Machine Learning detects pattern of differences in Functional Magnetic Resonance Imaging (fMRI) data between Chronic Fatigue Syndrome (CFS) and Gulf War Illness (GWI), by Destie Provenzano, Stuart D Washington, Yuan J Rao, Murray Loew and James Baraniuk in Brain Sci. 2020, 10(7), 456; [doi.org/10.3390/brainsci10070456] 17 July 2020
Gulf War Illness (GWI) and Chronic Fatigue Syndrome (CFS) are two debilitating disorders that share similar symptoms of chronic pain, fatigue, and exertional exhaustion after exercise. Many physicians continue to believe that both are psychosomatic disorders and to date no underlying etiology has been discovered. As such, uncovering objective biomarkers is important to lend credibility to criteria for diagnosis and to help differentiate the two disorders.
We assessed cognitive differences in 80 subjects with GWI and 38 with CFS by comparing corresponding fMRI scans during 2-back working memory tasks before and after exercise to model brain activation during normal activity and after exertional exhaustion, respectively. Voxels were grouped by the count of total activity into the Automated Anatomical Labeling (AAL) atlas and used in an “ensemble” series of machine learning algorithms to assess if a multi-regional pattern of differences in the fMRI scans could be detected.

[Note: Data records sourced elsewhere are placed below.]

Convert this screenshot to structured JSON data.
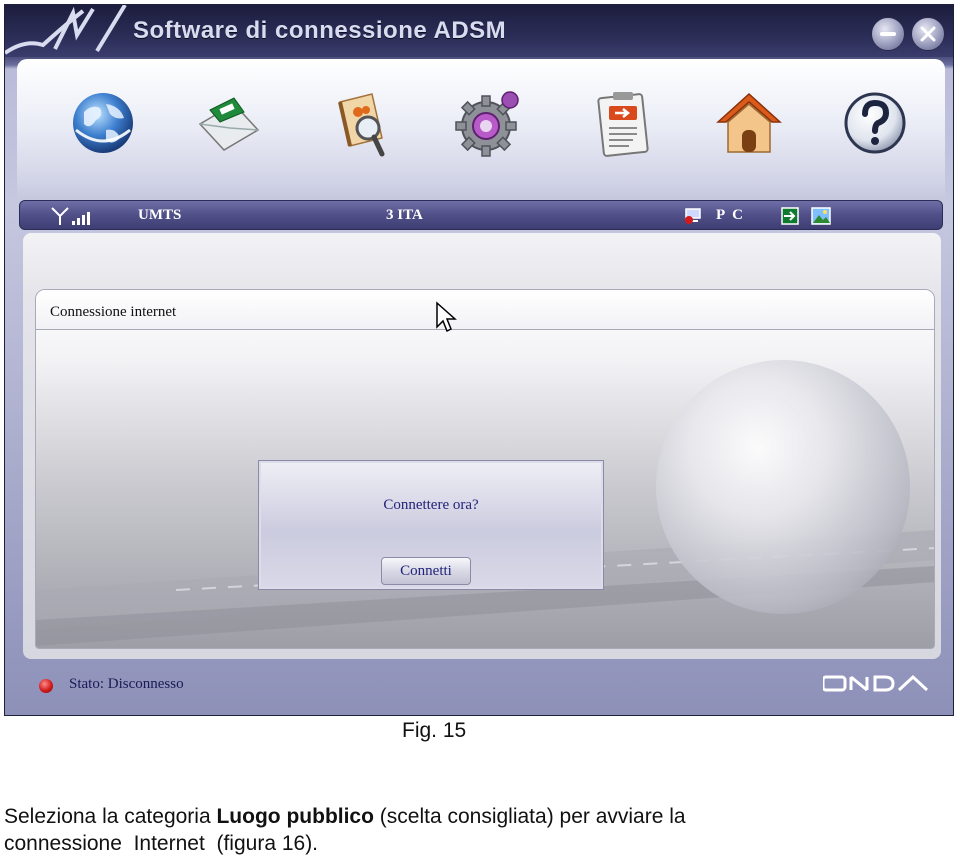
{
  "window": {
    "title": "Software di connessione ADSM",
    "controls": [
      "minimize-icon",
      "close-icon"
    ]
  },
  "toolbar": {
    "buttons": [
      {
        "name": "globe-icon",
        "interactable": true
      },
      {
        "name": "sms-envelope-icon",
        "interactable": true
      },
      {
        "name": "phonebook-icon",
        "interactable": true
      },
      {
        "name": "settings-gear-icon",
        "interactable": true
      },
      {
        "name": "clipboard-transfer-icon",
        "interactable": true
      },
      {
        "name": "home-icon",
        "interactable": true
      },
      {
        "name": "help-icon",
        "interactable": true
      }
    ]
  },
  "status_strip": {
    "network_type": "UMTS",
    "operator": "3 ITA",
    "mode": "P C"
  },
  "content": {
    "section_title": "Connessione internet",
    "dialog": {
      "question": "Connettere ora?",
      "button_label": "Connetti"
    }
  },
  "footer": {
    "status": "Stato: Disconnesso",
    "brand": "ONDA",
    "status_color": "#d11b1b"
  },
  "caption": "Fig. 15",
  "body": {
    "line1_prefix": "Seleziona la categoria ",
    "line1_bold": "Luogo pubblico",
    "line1_suffix": " (scelta consigliata) per avviare la",
    "line2": "connessione  Internet  (figura 16)."
  }
}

A K-Nearest Neighbor (70%/81%), Linear Support Vector Machine (SVM) (70%/77%), Decision Tree (82%/82%), Random Forest (77%/78%), AdaBoost (69%/81%), Naïve Bayes (74%/78%), Quadratic Discriminant Analysis (QDA) (73%/75%), Logistic Regression model (82%/82%), and Neural Net (76%/77%) were able to differentiate CFS from GWI before and after exercise with an average of 75% accuracy in predictions across all models before exercise and 79% after exercise.
An iterative feature selection and removal process based on Recursive Feature Elimination (RFE) and Random Forest importance selected 30 regions before exercise and 33 regions after exercise that differentiated CFS from GWI across all models, and produced the ultimate best accuracies of 82% before exercise and 82% after exercise by Logistic Regression or Decision Tree by a single model, and 100% before and after exercise when selected by any six or more models.
Differential activation on both days included the right anterior insula, left putamen, and bilateral orbital frontal, ventrolateral prefrontal cortex, superior, inferior, and precuneus (medial) parietal, and lateral temporal regions. Day 2 had the cerebellum, left supplementary motor area and bilateral pre- and post-central gyri. Changes between days included the right Rolandic operculum switching to the left on Day 2, and the bilateral midcingulum switching to the left anterior cingulum.
We concluded that CFS and GWI are significantly differentiable using a pattern of fMRI activity based on an ensemble machine learning model.